Ukraine and Russia, top wheat exporters in the Black Sea region, are ready to shake the global market with bumper wheat shipments, which could soar to 25-30 million tonnes in 2011/12, analysts said. Ukraine, which exported about 4 million tonnes of wheat in 2010/11, plans to boost exports to 9.7 million in 2011/12.
Russia analysts expect it to export over 20 million tonnes of wheat this season, up from 3.4 million shipped in 2010/11 before the government banned exports from mid-August 2010 to July 1 due to a severe drought. Analysts say favourable weather has helped the two states harvest bumper crops and keep prices at a level that allows them to take over markets in the Middle East and North Africa from European and other competitors.
Ukraine's Farm Ministry said on Friday farms had harvested 34.1 million tonnes of grain bunker weight as of August 18, including 23.1 million of wheat. Wheat was harvested from 99.6 percent of the sown area. The wheat yield averaged 3.47 tonnes per hectare against 2.84 tonnes at the same date in 2010.
Russia, where the harvest is only about 40 percent complete, reaped 51.4 million tonnes of grain by bunker weight by August 17, including 34.3 million tonnes of wheat. Average grain yields rose to 2.79 tonnes per hectare from 2.10 a year ago. Hydrometcentre weather forecasting service said Russia could increase the grain harvest to more than 90 million tonnes in 2011 from last year's drought-hit crop of 61 million.
Russian think-tank the Institute for Agricultural Market Studies (IKAR) has said it expects the wheat crop this year to be 57 million tonnes, compared with 41.5 million in 2010 and 61.7 million in 2009. The country's Agriculture Ministry has not provided an official wheat crop forecast for 2011 so far. Russian officials say the quality of the crop is not yet clear, while traders have speculated it may be lower than earlier expected due to rains in early summer.

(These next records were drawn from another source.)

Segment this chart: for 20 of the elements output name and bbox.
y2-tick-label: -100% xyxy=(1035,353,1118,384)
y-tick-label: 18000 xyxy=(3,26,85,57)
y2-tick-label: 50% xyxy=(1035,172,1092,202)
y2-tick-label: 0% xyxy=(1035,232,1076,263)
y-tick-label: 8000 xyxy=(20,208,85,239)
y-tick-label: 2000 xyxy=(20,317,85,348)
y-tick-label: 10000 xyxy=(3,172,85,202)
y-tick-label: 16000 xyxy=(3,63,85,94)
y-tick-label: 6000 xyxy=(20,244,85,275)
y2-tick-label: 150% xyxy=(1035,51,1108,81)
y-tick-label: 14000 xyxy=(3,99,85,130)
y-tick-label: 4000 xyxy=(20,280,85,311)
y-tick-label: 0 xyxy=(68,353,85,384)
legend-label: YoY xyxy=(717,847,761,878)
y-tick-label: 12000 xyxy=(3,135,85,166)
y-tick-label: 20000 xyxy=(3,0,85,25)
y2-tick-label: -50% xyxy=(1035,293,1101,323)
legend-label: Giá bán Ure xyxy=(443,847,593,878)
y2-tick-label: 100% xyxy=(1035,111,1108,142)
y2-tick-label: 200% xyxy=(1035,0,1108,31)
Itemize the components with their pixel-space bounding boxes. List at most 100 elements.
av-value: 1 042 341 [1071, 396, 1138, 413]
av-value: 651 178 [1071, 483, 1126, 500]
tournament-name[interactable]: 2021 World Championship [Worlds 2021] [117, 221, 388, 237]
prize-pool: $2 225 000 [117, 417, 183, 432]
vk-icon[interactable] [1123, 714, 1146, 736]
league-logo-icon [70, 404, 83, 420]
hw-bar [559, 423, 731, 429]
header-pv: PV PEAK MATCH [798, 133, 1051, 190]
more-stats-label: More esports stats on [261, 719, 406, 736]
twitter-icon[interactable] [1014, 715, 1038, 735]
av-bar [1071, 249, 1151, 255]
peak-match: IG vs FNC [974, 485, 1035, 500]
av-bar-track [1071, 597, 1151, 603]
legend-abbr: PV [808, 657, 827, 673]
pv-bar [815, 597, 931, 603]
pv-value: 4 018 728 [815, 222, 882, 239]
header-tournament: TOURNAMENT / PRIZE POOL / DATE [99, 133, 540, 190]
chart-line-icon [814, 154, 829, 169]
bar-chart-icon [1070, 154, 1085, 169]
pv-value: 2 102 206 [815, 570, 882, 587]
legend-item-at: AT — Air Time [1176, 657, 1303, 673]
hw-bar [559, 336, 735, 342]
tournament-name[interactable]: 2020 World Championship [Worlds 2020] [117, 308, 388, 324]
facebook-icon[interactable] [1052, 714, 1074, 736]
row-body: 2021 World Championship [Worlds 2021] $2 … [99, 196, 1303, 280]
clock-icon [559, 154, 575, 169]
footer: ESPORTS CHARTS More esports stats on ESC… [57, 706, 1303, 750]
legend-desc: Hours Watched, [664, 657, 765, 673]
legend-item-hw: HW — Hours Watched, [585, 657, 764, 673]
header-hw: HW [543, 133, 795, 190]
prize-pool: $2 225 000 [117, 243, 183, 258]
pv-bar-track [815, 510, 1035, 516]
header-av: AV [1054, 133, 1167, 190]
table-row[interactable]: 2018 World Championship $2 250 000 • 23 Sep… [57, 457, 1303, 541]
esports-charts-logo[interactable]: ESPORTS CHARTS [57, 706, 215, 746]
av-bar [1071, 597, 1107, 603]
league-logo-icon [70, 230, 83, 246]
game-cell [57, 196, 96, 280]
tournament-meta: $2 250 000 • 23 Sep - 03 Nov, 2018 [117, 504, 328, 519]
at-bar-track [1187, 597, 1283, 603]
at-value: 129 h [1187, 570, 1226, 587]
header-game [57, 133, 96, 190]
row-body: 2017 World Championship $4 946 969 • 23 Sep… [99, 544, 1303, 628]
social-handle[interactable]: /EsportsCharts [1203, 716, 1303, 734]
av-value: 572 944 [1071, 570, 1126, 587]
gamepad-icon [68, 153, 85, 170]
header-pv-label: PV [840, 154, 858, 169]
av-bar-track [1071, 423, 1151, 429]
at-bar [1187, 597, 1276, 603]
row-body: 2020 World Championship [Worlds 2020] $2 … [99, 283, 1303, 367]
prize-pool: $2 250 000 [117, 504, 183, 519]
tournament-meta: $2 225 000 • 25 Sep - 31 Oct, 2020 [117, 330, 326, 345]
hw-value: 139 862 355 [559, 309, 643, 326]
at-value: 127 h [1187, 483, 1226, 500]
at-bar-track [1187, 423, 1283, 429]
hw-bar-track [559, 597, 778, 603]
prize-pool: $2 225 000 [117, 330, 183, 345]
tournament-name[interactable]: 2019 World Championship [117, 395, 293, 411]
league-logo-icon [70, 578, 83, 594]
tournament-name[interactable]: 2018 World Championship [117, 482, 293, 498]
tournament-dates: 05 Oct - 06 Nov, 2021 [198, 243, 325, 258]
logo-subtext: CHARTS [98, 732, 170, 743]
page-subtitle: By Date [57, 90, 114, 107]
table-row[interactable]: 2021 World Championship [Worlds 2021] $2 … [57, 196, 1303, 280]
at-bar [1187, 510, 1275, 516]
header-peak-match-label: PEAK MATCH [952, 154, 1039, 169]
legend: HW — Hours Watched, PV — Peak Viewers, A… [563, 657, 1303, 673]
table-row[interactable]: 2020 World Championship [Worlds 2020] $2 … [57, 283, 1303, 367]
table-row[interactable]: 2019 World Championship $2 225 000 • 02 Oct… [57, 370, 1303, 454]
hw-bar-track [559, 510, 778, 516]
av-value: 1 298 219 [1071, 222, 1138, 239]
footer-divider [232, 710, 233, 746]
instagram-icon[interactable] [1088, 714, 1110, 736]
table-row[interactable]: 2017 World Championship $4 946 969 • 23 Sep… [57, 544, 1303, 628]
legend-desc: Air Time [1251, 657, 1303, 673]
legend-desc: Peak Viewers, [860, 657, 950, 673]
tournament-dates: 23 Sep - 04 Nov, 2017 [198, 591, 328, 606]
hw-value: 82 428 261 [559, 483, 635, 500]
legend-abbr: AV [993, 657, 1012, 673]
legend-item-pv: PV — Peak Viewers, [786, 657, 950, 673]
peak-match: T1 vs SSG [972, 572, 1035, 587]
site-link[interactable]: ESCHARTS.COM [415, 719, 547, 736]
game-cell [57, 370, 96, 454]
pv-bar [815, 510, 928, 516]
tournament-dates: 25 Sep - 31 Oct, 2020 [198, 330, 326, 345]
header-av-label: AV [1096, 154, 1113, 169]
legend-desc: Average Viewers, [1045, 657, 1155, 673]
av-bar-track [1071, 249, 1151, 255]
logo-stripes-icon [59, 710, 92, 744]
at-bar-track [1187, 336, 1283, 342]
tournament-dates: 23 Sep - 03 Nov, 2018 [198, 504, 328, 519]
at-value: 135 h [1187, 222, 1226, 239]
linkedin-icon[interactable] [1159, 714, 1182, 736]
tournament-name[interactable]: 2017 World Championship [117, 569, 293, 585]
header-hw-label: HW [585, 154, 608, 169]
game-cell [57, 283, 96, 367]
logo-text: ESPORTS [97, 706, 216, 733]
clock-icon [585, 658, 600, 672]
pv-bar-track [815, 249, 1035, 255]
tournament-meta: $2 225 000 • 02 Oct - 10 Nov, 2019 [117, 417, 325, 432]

But in the neighbouring Ukraine the Farm Ministry improved its forecast of the quality of wheat. The ministry said the share of milling wheat in the 2011 wheat harvest had reached 70 percent as of August 18 compared with about 60 percent a month earlier.
The ministry gave no explanation for the change in the grain quality. But analysts, weather forecasters and traders have said the share of food wheat was much smaller as poor weather during the harvesting affected the quality. "The aim (of the ministry) is to lower domestic wheat prices, allowing state companies to buy more grain in reserves," said analyst Mykola Vernytsky from ProAgro consultancy.

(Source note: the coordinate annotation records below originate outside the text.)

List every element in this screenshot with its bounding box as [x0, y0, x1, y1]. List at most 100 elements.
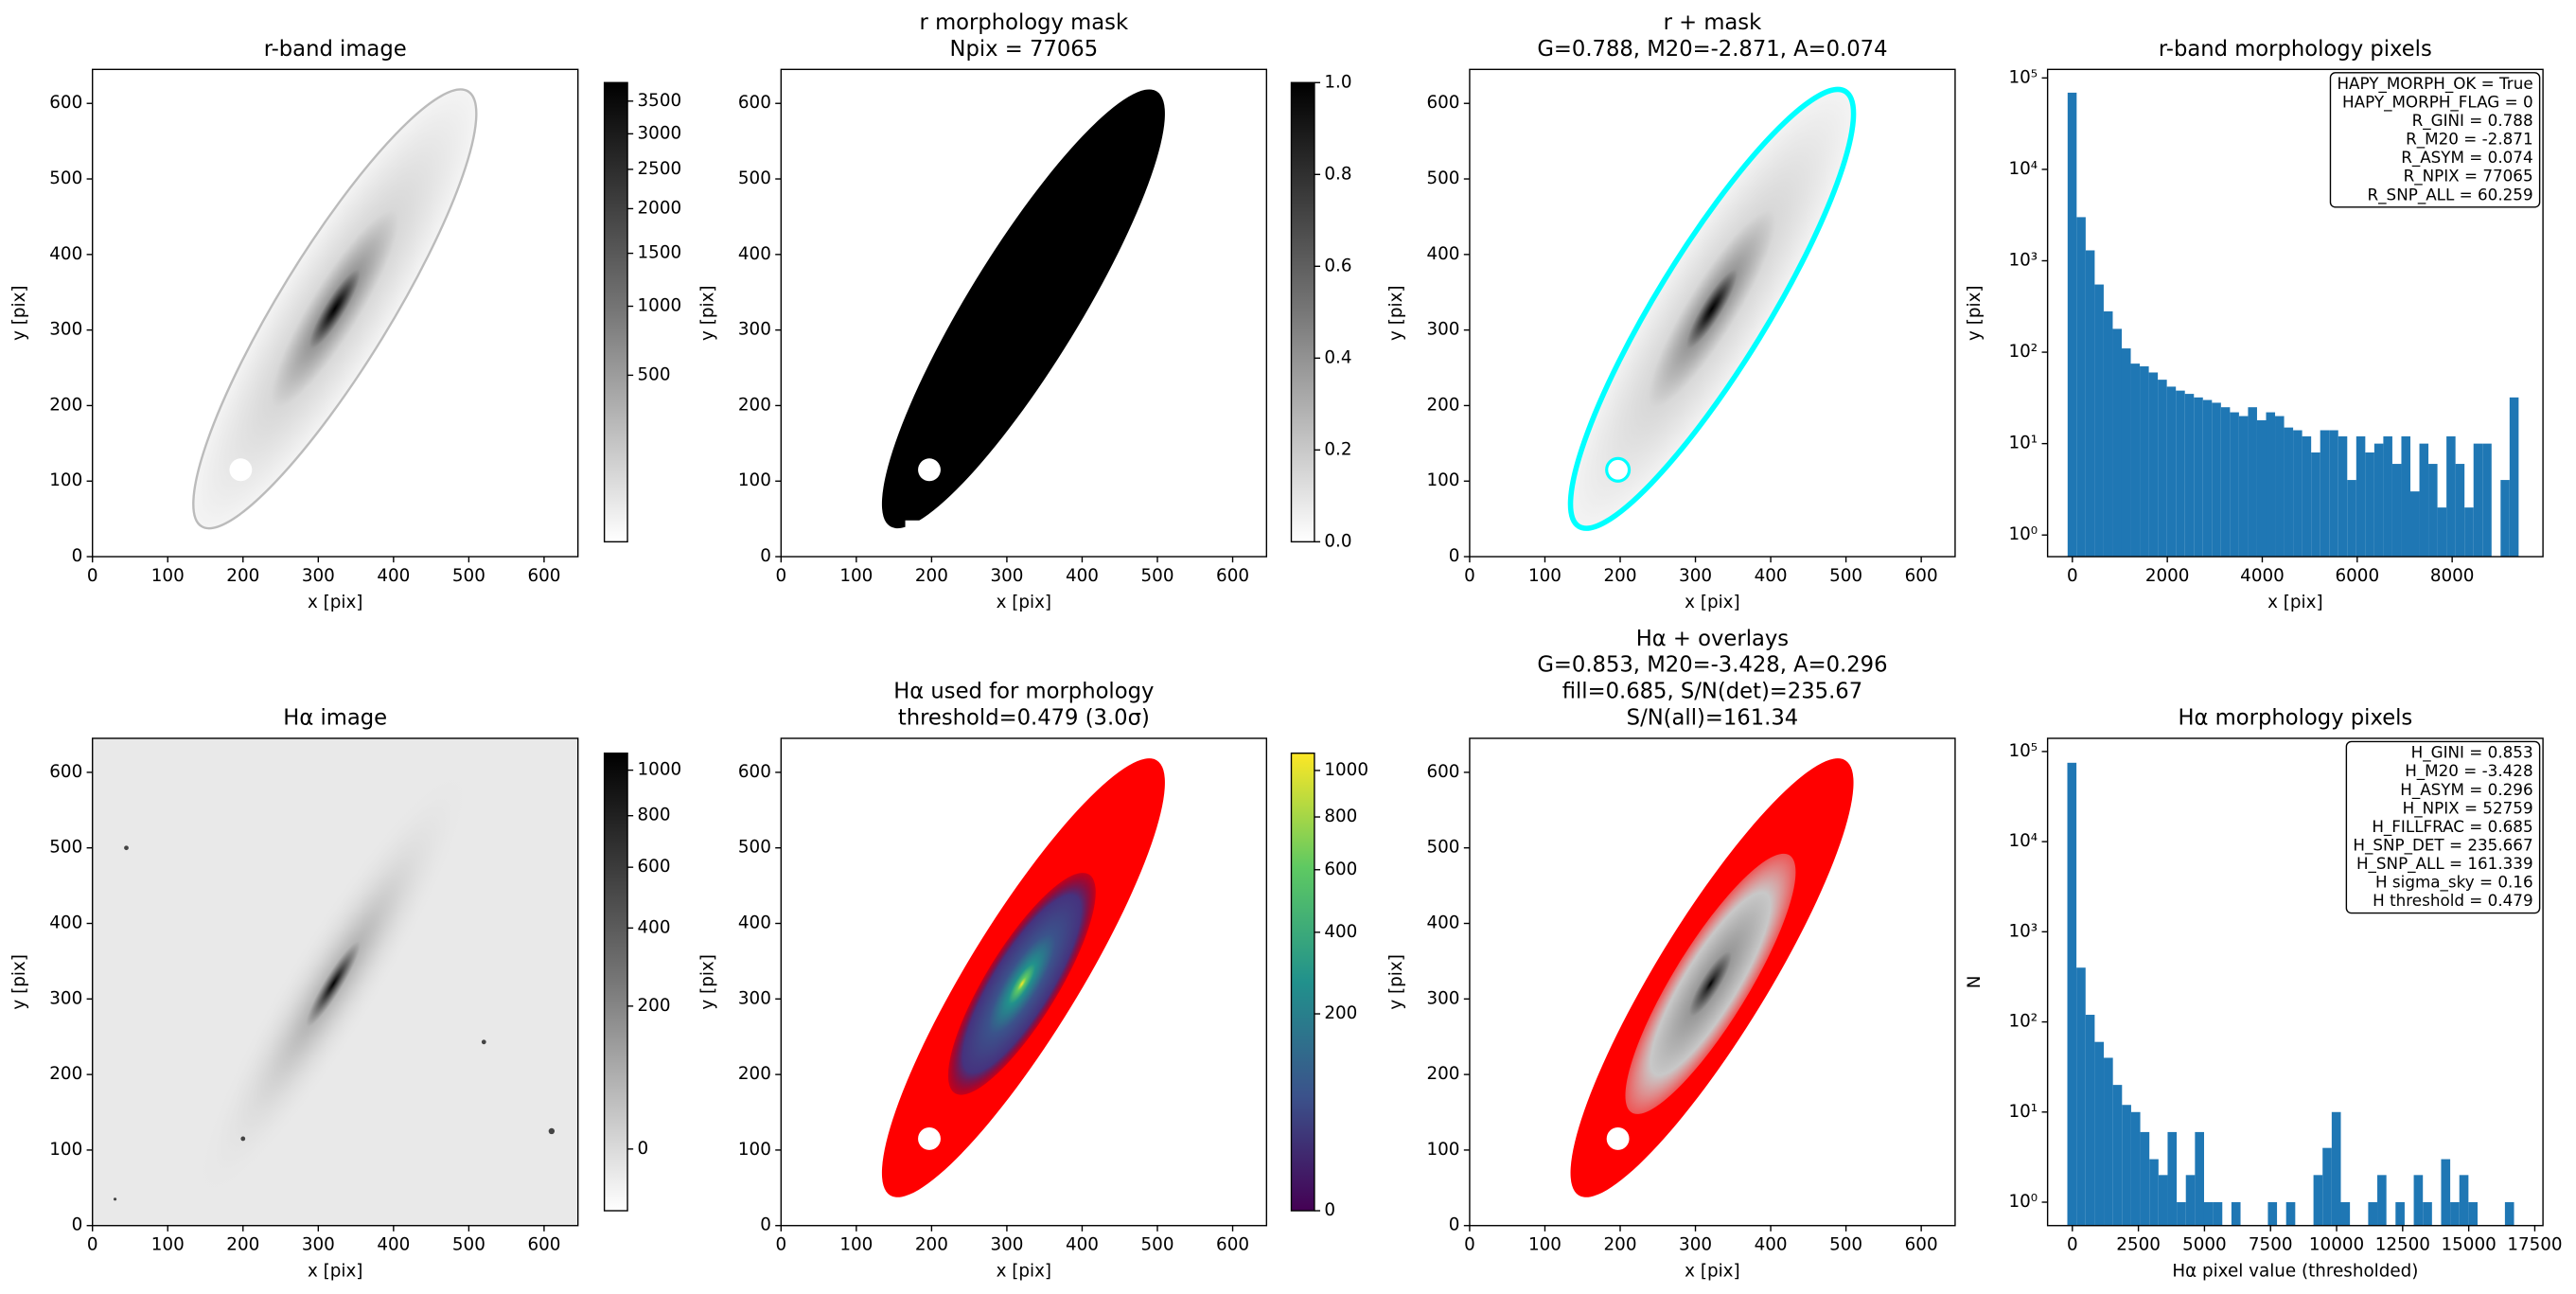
bar	[2437, 507, 2447, 558]
y-tick-label: 10¹	[2009, 434, 2038, 453]
y-tick-label: 200	[1427, 395, 1460, 415]
y-tick-label: 600	[738, 93, 771, 113]
bar	[2121, 348, 2131, 558]
axes-frame	[1469, 68, 1956, 558]
y-tick-label: 300	[49, 320, 82, 340]
x-tick-label: 2000	[2145, 566, 2190, 586]
y-tick-label: 600	[49, 93, 82, 113]
x-tick-label: 0	[1464, 566, 1475, 586]
y-tick-label: 0	[1449, 1215, 1460, 1235]
panel: 0 100 200 300 400 500 600 0 100 200 300 400 500 600 x …	[698, 10, 1352, 612]
x-axis-label: x [pix]	[2267, 593, 2323, 612]
x-tick-label: 200	[915, 1235, 948, 1255]
y-tick-label: 100	[49, 1140, 82, 1160]
core	[1625, 853, 1796, 1114]
bar	[2085, 1015, 2095, 1226]
panel-title: Hα image	[283, 706, 387, 731]
y-tick-label: 10⁵	[2009, 741, 2038, 761]
y-tick-label: 10³	[2009, 250, 2038, 270]
x-tick-label: 0	[2067, 566, 2078, 586]
stats-line: H threshold = 0.479	[2373, 891, 2532, 910]
bar	[2130, 1111, 2141, 1226]
bar	[2446, 435, 2456, 558]
y-tick-label: 100	[49, 470, 82, 490]
y-tick-label: 100	[738, 470, 771, 490]
colorbar-tick-label: 0	[638, 1139, 649, 1159]
bar	[2377, 1175, 2387, 1226]
stats-line: R_ASYM = 0.074	[2401, 148, 2532, 168]
x-tick-label: 200	[226, 566, 259, 586]
x-tick-label: 300	[1679, 1235, 1712, 1255]
colorbar-tick-label: 200	[1324, 1003, 1357, 1023]
x-tick-label: 8000	[2430, 566, 2475, 586]
galaxy	[197, 770, 469, 1198]
bar	[2482, 443, 2492, 558]
colorbar-tick-label: 600	[1324, 860, 1357, 879]
image	[1570, 758, 1854, 1197]
bar	[2122, 1105, 2131, 1226]
x-tick-label: 0	[775, 566, 786, 586]
colorbar	[603, 752, 628, 1212]
x-tick-label: 7500	[2249, 1235, 2293, 1255]
x-tick-label: 400	[1066, 566, 1099, 586]
bar	[2112, 328, 2122, 558]
colorbar-tick-label: 0.8	[1324, 164, 1351, 184]
image	[1567, 86, 1857, 531]
bar	[2202, 399, 2213, 558]
y-tick-label: 500	[1427, 168, 1460, 188]
x-tick-label: 300	[302, 566, 335, 586]
bar	[2320, 430, 2330, 558]
y-tick-label: 0	[72, 546, 83, 566]
x-tick-label: 500	[1141, 1235, 1174, 1255]
stats-line: H_M20 = -3.428	[2405, 761, 2532, 781]
bar	[2441, 1159, 2451, 1226]
bar	[2148, 372, 2159, 558]
bar	[2194, 397, 2203, 558]
bar	[2256, 419, 2267, 558]
bar	[2293, 430, 2303, 558]
y-tick-label: 100	[1427, 470, 1460, 490]
masked-star	[1606, 1126, 1630, 1150]
panel-title: G=0.788, M20=-2.871, A=0.074	[1537, 37, 1887, 62]
image-area	[92, 737, 578, 1226]
star	[124, 845, 129, 851]
panel-title: S/N(all)=161.34	[1627, 706, 1799, 731]
bar	[2347, 480, 2356, 558]
x-tick-label: 2500	[2116, 1235, 2161, 1255]
image	[192, 88, 478, 530]
y-tick-label: 400	[1427, 913, 1460, 933]
x-axis-label: Hα pixel value (thresholded)	[2172, 1262, 2418, 1282]
bar	[2104, 1057, 2113, 1226]
bar	[2401, 435, 2410, 558]
x-tick-label: 400	[377, 1235, 410, 1255]
y-tick-label: 300	[738, 988, 771, 1008]
panel-title: G=0.853, M20=-3.428, A=0.296	[1537, 653, 1887, 678]
mask-notch	[905, 520, 940, 535]
colorbar-tick-label: 2500	[638, 159, 682, 179]
stats-line: HAPY_MORPH_FLAG = 0	[2342, 93, 2533, 113]
y-tick-label: 100	[1427, 1140, 1460, 1160]
y-axis-label: y [pix]	[698, 954, 718, 1010]
panel: 0 2000 4000 6000 8000 10⁰ 10¹ 10² 10³ 10⁴ 10⁵ x [pi…	[1965, 37, 2544, 612]
stats-line: R_M20 = -2.871	[2406, 130, 2532, 150]
x-tick-label: 15000	[2442, 1235, 2497, 1255]
y-tick-label: 500	[1427, 838, 1460, 858]
x-tick-label: 100	[1528, 1235, 1561, 1255]
star	[240, 1136, 246, 1142]
bar	[2329, 430, 2338, 558]
colorbar-tick-label: 800	[638, 806, 671, 825]
stats-line: H_SNP_ALL = 161.339	[2356, 854, 2533, 874]
x-tick-label: 100	[839, 566, 873, 586]
image-area	[1570, 758, 1854, 1197]
y-tick-label: 600	[49, 762, 82, 782]
colorbar-tick-label: 600	[638, 857, 671, 877]
stats-line: R_NPIX = 77065	[2404, 167, 2533, 186]
bar	[2413, 1175, 2424, 1226]
bar	[2149, 1159, 2159, 1226]
y-tick-label: 0	[760, 546, 771, 566]
bar	[2177, 1202, 2186, 1226]
colorbar-tick-label: 1500	[638, 243, 682, 263]
bar	[2373, 443, 2384, 558]
bar	[2076, 967, 2086, 1226]
panel-title: Npix = 77065	[950, 37, 1099, 62]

"It is too early to talk about quality, but the share of milling wheat is unlikely to exceed 50 percent." Robert Brovdi, director of Ukrainian grain trader HlibInvestbud, told Reuters this month that feed wheat would make up 60-65 percent of the total wheat harvest in 2011 compared with 40-45 percent in 2010.

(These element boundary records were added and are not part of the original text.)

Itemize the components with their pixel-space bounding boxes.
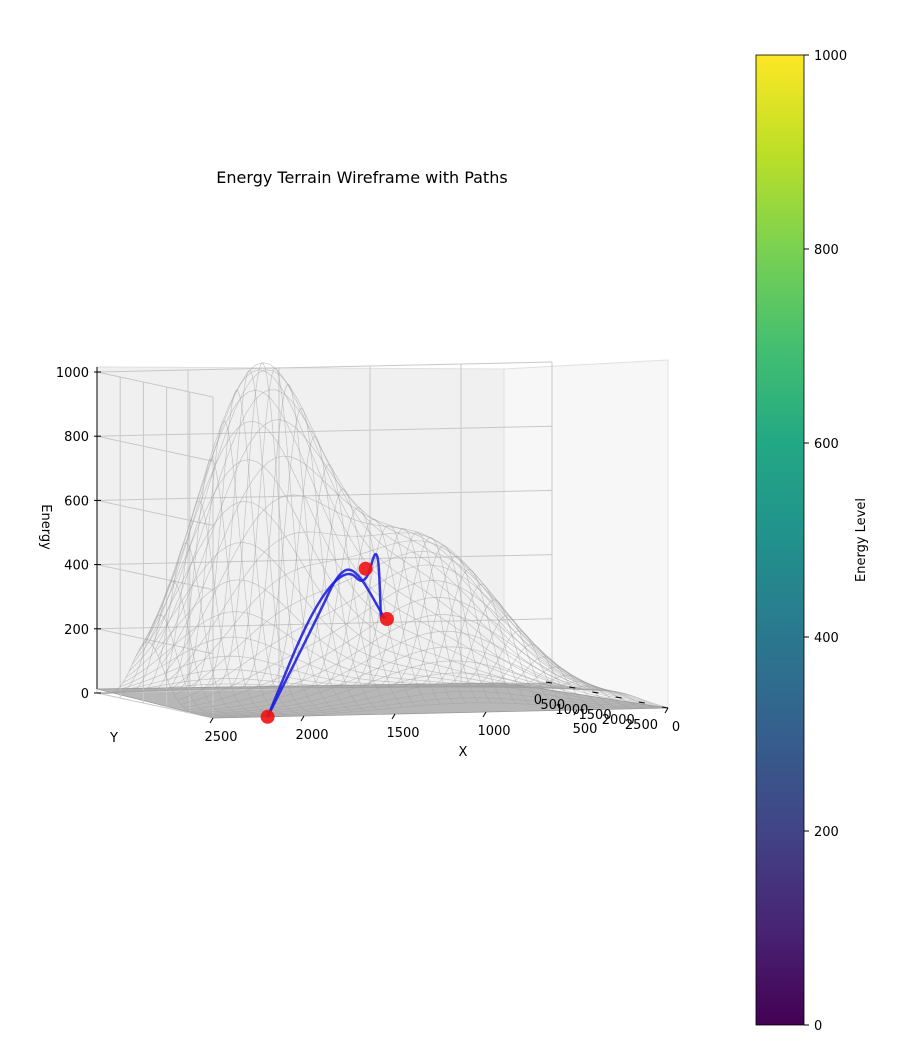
wireframe-line [193, 646, 649, 714]
x-tick-mark [482, 711, 487, 718]
x-tick-label: 500 [573, 722, 598, 737]
y-tick-mark [638, 701, 645, 704]
x-tick-mark [573, 709, 578, 716]
x-tick-label: 1500 [386, 726, 419, 741]
z-tick-label: 800 [64, 430, 89, 445]
x-tick-label: 0 [672, 720, 680, 735]
wireframe-surface [96, 362, 669, 719]
y-tick-mark [545, 681, 553, 684]
colorbar-tick-label: 800 [814, 243, 839, 258]
colorbar-label: Energy Level [854, 498, 869, 582]
wireframe-line [209, 697, 665, 718]
y-tick-label: 1500 [579, 708, 612, 723]
y-axis-label: Y [109, 731, 118, 746]
energy-path [266, 552, 383, 718]
y-tick-label: 0 [534, 693, 542, 708]
colorbar-tick-label: 0 [814, 1019, 822, 1034]
colorbar [755, 54, 805, 1026]
x-tick-label: 2500 [204, 730, 237, 745]
path-markers [260, 561, 394, 724]
wireframe-line [109, 614, 226, 718]
y-tick-label: 500 [540, 698, 565, 713]
wireframe-line [160, 458, 277, 717]
z-tick-label: 1000 [56, 366, 89, 381]
wireframe-line [200, 672, 656, 716]
path-marker [379, 612, 394, 627]
z-axis-ticks: 0 200 400 600 800 1000 [56, 366, 101, 702]
wireframe-line [206, 690, 662, 717]
y-tick-mark [615, 696, 622, 699]
back-wall-right [503, 359, 669, 709]
y-tick-label: 2500 [625, 718, 658, 733]
y-tick-label: 2000 [602, 713, 635, 728]
colorbar-tick-label: 1000 [814, 49, 847, 64]
y-tick-mark [569, 686, 576, 689]
z-axis-label: Energy [38, 504, 53, 550]
z-tick-label: 0 [81, 687, 89, 702]
colorbar-tick-label: 400 [814, 631, 839, 646]
z-tick-label: 400 [64, 559, 89, 574]
y-tick-mark [592, 691, 599, 694]
y-tick-label: 1000 [555, 703, 588, 718]
wireframe-line [122, 581, 239, 718]
path-lines [266, 552, 386, 718]
colorbar-ticks: 0 200 400 600 800 1000 [804, 49, 847, 1034]
x-tick-mark [300, 715, 305, 722]
chart-title: Energy Terrain Wireframe with Paths [216, 168, 507, 187]
wireframe-line [96, 641, 214, 719]
wireframe-line [147, 500, 264, 717]
x-tick-label: 1000 [477, 724, 510, 739]
x-tick-mark [664, 707, 669, 714]
wireframe-line [212, 702, 669, 719]
wireframe-line [203, 682, 659, 717]
z-tick-label: 600 [64, 494, 89, 509]
x-axis-label: X [459, 745, 468, 760]
z-tick-label: 200 [64, 623, 89, 638]
x-tick-label: 2000 [295, 728, 328, 743]
colorbar-tick-label: 200 [814, 825, 839, 840]
energy-path [266, 568, 386, 718]
colorbar-tick-label: 600 [814, 437, 839, 452]
path-marker [260, 709, 275, 724]
y-tick-mark [661, 706, 669, 709]
wireframe-line [134, 542, 252, 718]
x-tick-mark [391, 713, 396, 720]
path-marker [358, 561, 373, 576]
x-tick-mark [209, 717, 214, 724]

High domestic prices are likely to limit Ukraine's exports, while Russia, having accumulated huge stocks from the last season and now forecasting a bumper crop, dominates the shipments from the region. In July after a nearly year-long export ban had expired, Russia exported 2.6 million tonnes of grain, of which 2.4 million was wheat. Turkey and Egypt were the top buyers.